Denham’s eyes began to droop.
‘Rex, that dossier…’
‘Yes, old boy…’
‘Why me…?’
The sound of Tom laughing approached from outside in the corridor. Rex stood up.
‘Almost forgot,’ he said, speaking around the stem of his pipe. ‘Hannah Liebermann is being kept at a sanatorium in Frankfurt called Klinik Pfanmuller. She’s allowed no visitors, so we may make of that what we will. Her parents are at home under house arrest. I’m sorry, that’s all we could discover… That was a splendid piece you wrote, by the way. Powerful stuff. But I fear not powerful enough to dent the steely heart of that regime…’
‘Then I’ll try harder… I’m not giving up.’
‘Yes, well, get some rest, old chap. I’ll see you when I’m next in town.’
T hree weeks later, on a bright day in the third week of September, Denham was discharged. Tom led him by the elbow up the steps of the house on Chamberlain Street, assuring him that he’d helped ‘old people’ with the Cub Scouts. Denham’s movements were slow and paid for with spasms of pain. He’d lost weight.

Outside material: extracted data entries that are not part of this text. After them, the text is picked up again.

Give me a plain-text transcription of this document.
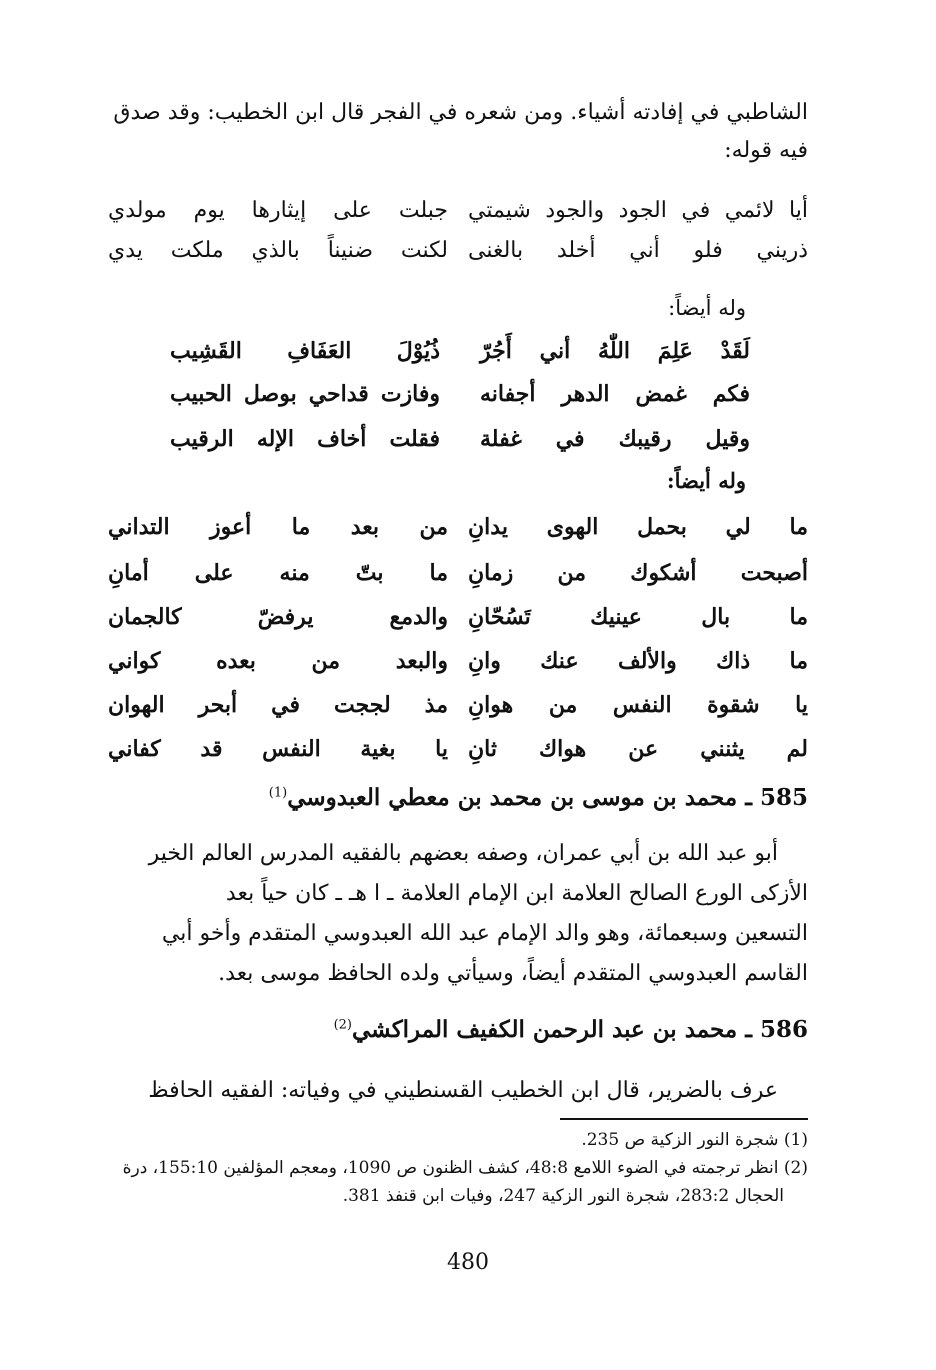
الشاطبي في إفادته أشياء. ومن شعره في الفجر قال ابن الخطيب: وقد صدق
فيه قوله:
أيا لائمي في الجود والجود شيمتي
جبلت على إيثارها يوم مولدي
ذريني فلو أني أخلد بالغنى
لكنت ضنيناً بالذي ملكت يدي
وله أيضاً:
لَقَدْ عَلِمَ اللّٰهُ أني أَجُرّ
ذُيُوْلَ العَفَافِ القَشِيب
فكم غمض الدهر أجفانه
وفازت قداحي بوصل الحبيب
وقيل رقيبك في غفلة
فقلت أخاف الإله الرقيب
وله أيضاً:
ما لي بحمل الهوى يدانِ
من بعد ما أعوز التداني
أصبحت أشكوك من زمانِ
ما بتّ منه على أمانِ
ما بال عينيك تَسُحّانِ
والدمع يرفضّ كالجمان
ما ذاك والألف عنك وانِ
والبعد من بعده كواني
يا شقوة النفس من هوانِ
مذ لججت في أبحر الهوان
لم يثنني عن هواك ثانِ
يا بغية النفس قد كفاني
585 ـ محمد بن موسى بن محمد بن معطي العبدوسي$^{(1)}$
أبو عبد الله بن أبي عمران، وصفه بعضهم بالفقيه المدرس العالم الخير
الأزكى الورع الصالح العلامة ابن الإمام العلامة ـ ا هـ ـ كان حياً بعد
التسعين وسبعمائة، وهو والد الإمام عبد الله العبدوسي المتقدم وأخو أبي
القاسم العبدوسي المتقدم أيضاً، وسيأتي ولده الحافظ موسى بعد.
586 ـ محمد بن عبد الرحمن الكفيف المراكشي$^{(2)}$
عرف بالضرير، قال ابن الخطيب القسنطيني في وفياته: الفقيه الحافظ
(1) شجرة النور الزكية ص 235.
(2) انظر ترجمته في الضوء اللامع 48:8، كشف الظنون ص 1090، ومعجم المؤلفين 155:10، درة
الحجال 283:2، شجرة النور الزكية 247، وفيات ابن قنفذ 381.
480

Eleanor had transformed the house. Swept it out and expelled the ghosts. The curtains in the windows were new, and there were flowers on the hall table.
‘Welcome home, Mr Denham,’ she said, taking off his hat and kissing him in the hall. He felt a soft twining around his leg and saw the amber eyes of a purring tabby looking up, a stray Eleanor had taken in.
He walked through the sunlit sitting room and into the drawing room, followed by Tom and the cat, taking in the changes, the smell of fresh paint and furniture wax. Years of living in dingy Berlin tenements had not prepared him for this. A lump rose in his throat.
He stopped in front of a dark mirror in the drawing room, his arm around Tom’s small shoulders, and looked at his reflection. His Berlin wounds were healing, with only the ghost of a scar likely on his brow and beneath his eye, but with a livid, uglier scar cutting down his right cheek from the corner of his eye to the side of his mouth.